From the view point of cross-cultural psychology, here is a man who obviously has not been able to make his way through the "crises phase" of the cross-cultural adaptation or transplantation process. Worse than that, he is not efficient in making use of the "maintenance and reparative behaviors" (qtd. in Winkelman 123) as a defence mechanism by really keeping alive his Chinese cultural identity. Although he superficially fulfils the requirements of his cultural background, when observed closely, he is not successful in accomplishing this either. As a Chinese son, a Chinese father and a Chinese husband, he cannot actualise his identity in practice.

From the perspective of Hall's idea of biculturality (1995) one sees that Chen has not achieved a successful "cross-cultural and hybridised" identity. One can argue that Chen aligns himself with the first part of the "binary of primordial notions of ethnicity and 'cultural authenticity' on the one hand and the modern and thus assimilated and alienated native on the other" (Hall 92).
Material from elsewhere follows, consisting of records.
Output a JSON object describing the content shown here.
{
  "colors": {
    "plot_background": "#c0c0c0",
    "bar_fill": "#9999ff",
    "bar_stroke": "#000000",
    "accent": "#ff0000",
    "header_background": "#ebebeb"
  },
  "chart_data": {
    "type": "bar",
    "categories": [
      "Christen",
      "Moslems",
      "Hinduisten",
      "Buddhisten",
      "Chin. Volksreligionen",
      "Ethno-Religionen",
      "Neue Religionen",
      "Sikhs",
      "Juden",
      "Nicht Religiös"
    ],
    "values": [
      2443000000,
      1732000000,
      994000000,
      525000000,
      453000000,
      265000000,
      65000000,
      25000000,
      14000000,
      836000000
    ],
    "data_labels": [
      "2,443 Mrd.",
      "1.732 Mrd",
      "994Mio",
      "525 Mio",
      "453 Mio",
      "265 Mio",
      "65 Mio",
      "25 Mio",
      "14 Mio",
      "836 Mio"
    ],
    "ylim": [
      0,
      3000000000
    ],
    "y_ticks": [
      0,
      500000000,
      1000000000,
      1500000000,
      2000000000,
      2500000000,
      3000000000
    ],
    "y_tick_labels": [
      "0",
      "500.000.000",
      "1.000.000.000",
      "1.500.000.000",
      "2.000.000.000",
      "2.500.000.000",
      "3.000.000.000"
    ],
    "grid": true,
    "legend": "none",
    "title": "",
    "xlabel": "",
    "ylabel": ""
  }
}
He thinks he at least preserves his cultural authenticity. Yet, as has been argued, he cannot achieve even that. Thus, his case is a state of alignment without really being able to do it. Chen's end is worse than "pitiable" (91) since he can does not succeed in achieving cultural authenticity, a state of assimilation, or successful adaptation. Then, Chen's mysterious death, in other words, his disappearance, at the end of Sour Sweet may also be read, with regard to Hall's argument, as a reference to his metaphorical non-existence and peculiar state as well.